After the market closed on August 5, Berkshire Hathaway reported its financial results for the second quarter of 2016.
Operating earnings (Warren Buffett’s preferred measure of profits) rose by 18% during the second quarter as compared to the corresponding period last year. This represents a turnaround from the first quarter when operating profits declined by 12%. This increase was helped out by an improved performance at Geico, where premiums written rose by 11% resulting from growth in new policies and rate increases. There were also positive contributions in manufacturing from the recent acquisitions of Precision Castparts and Duracell. However, net earnings declined by 20% at Burlington Northern Santa Fe Railroad, as unit volume dropped by 7.5%. Profits also declined by 4% at Berkshire Hathaway Energy.
Overall, net income rose by 25%. However, this result which includes investment and derivative gains/losses, is largely ignored by Buffett “because the amounts of these in any given quarter or year are usually meaningless“.

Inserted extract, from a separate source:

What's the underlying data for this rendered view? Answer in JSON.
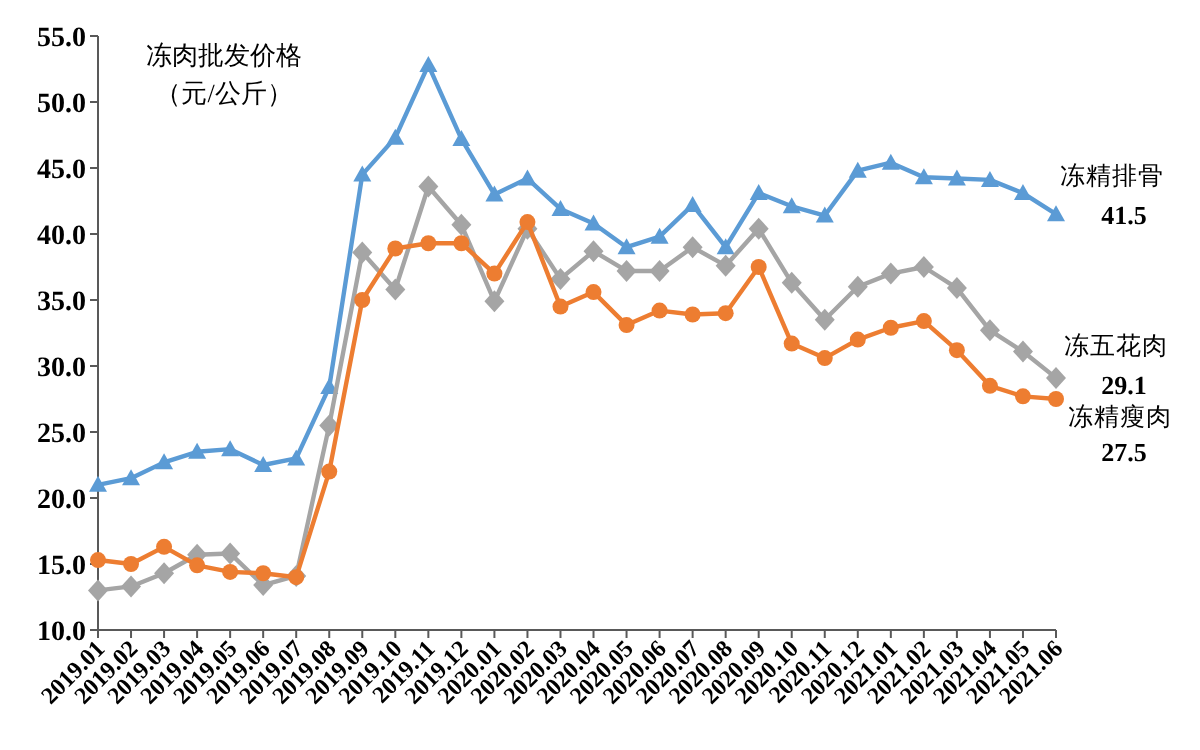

Berkshire’s cash totaled $73 billion as of June 30, which included an $8 billion addition resulting from the redemption of the preferred shares of Kraft Heinz. Since Buffett sets aside $20 billion in cash at all times, approximately $50 billion is available for one or more large acquisitions.
Berkshire’s book value rose to $160,000 on June 30. At Berkshire’s closing price of 218,000 on August 5, its shares are now valued at 1.36 times book value. Buffett has previously announced his intention to buy back shares when the price to book value drops below 1.2.